2) I read t-rev’s comment a couple of days ago, and I’m being too lazy to go back and re-read it to comment on some things he said specifically, but here’s some responses that I remember:
Yes, writing “worship music” (and I’m referring to the most simplistic definition of this) is and should be much more concrete in its terminology and “craft” if you will. Consequently, I’m not sure that you can have really “good art” in a worship song. I wrestle with this. And it opens a huge can of worms in terms of “good art” vs. “bad art”, but I don’t really want to go there.
When I was younger, I was told the the highest aspiration or highest purpose of the art of songwriting would be writing praise and worship songs.

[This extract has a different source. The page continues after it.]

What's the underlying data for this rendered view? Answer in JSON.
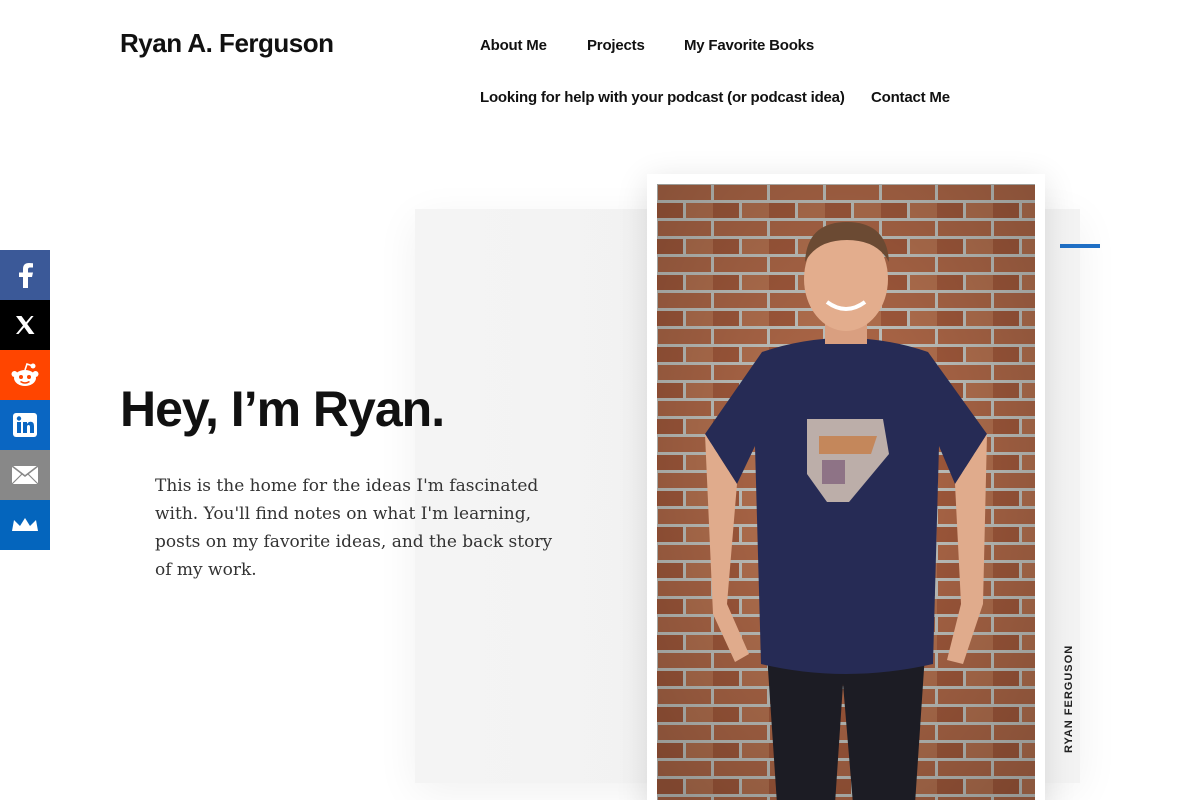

I have all kinds of problems with this statement now, and I’m not sure if I really bought it to begin with. And I don’t really want to go there right now, either. (I’m tired and lazy.)
My point here is that Mockingbird was NOT a Praise & Worship record. If it were, I would be evaluating it by a different set of criteria. I would say its purpose was to be an “artistic” statement and in that regard, I believe it failed horribly. I would contend that it was definitely a statement, but feebly artistic if at all. And again, I say that even though I agreed with most of what he had to say. I just think that if he’s going to say it in the way he did (lacking poetry/nuance/etc.), he should write a brochure or booklet or something instead of a record.
I felt the same way a couple of years ago about Allanis Morrissette. (spelling?) I had read in an interview that she’d decided that she didn’t talk or think in meter or rhyming, so she decided that her songs didn’t need to either. I’m sorry but that’s not really songwriting to me. I’d call it writing that you sing. And if it’s just writing, why don’t you just write for somebody to read.
I realize that my ideas of songwriting are not the same as others’. Some want more structure and more craft than I do. Some want less. I’m ok with that. I’m just saying that Mockingbird does not fit my definition of good songwriting craft and/or art.
P.S. Thanks for commenting. I really didn’t know if anybody looked at this anymore.